Here is a business tip for any self employed folks out there.
There are some accounting rules that enable companies to take the cost of certain projects to the balance sheet. Normally costs just go straight through to the P&L as expenses and come off the profit in the year they are incurred.
If a project can meet the criteria to be capitalised then the costs can be spread over multiple years. I won’t go into the minutiae of those rules for 2 reasons:
- I don’t know them
- They are probably pretty complex
- If I did know them I wouldn’t bore you with them
ok 3 reasons then.
In capitalised projects the value that gets put on the balance sheet (as an asset) is related to the costs incurred. Therefore – the more they spend the more the asset is worth. Neat.
If you ever get chance to work on this type of project (they tend to be fairly big) there is often significantly more rate flexibility than your standard expensed project. After all the more you charge, the more their final asset is worth.
Of course the costs do hit the P&L eventually but normally depreciated over many years.
Anyone else worked on these sort of projects? Any other top tips?
cheers
Simon
Wednesday, 29th August, 2007 at 9:28 pm |
Verbal contracts aren’t worth the paper they’re written on.
Written contracts are only worth what they cost to defend.

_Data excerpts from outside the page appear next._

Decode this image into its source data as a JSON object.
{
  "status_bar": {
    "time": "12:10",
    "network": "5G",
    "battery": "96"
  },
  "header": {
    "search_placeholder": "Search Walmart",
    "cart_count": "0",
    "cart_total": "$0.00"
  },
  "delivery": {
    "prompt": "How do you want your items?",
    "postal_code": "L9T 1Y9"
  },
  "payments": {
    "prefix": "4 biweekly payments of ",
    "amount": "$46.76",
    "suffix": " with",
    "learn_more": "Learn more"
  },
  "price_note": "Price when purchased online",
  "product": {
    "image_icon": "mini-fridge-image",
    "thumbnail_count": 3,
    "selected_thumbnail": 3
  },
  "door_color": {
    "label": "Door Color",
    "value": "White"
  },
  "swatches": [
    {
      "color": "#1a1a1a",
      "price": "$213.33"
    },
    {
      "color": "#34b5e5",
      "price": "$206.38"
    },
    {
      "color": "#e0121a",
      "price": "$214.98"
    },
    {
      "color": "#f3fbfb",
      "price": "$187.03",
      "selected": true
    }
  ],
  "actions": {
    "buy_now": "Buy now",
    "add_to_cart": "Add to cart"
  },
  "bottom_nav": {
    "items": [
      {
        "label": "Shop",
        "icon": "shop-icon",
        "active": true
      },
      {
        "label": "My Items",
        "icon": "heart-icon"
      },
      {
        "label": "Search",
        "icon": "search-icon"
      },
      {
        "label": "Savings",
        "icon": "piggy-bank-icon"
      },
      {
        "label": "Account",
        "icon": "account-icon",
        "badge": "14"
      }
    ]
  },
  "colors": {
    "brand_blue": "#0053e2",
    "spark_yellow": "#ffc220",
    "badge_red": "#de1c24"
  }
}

(I’m a cynic but a happy one).
The projects least likely to have the plug pulled (in my experience) are regulatory ones where the industry regulator is breathing down the neck of the company to abide by a compliance issue.
Learn the business/industry as much as you can. I believe I’ve gained more credibility with business representatives from a capacity to talk business issues in their language than any technical knowledge (ever mention an ER diagram and have a business person think you meant a medical program on television?).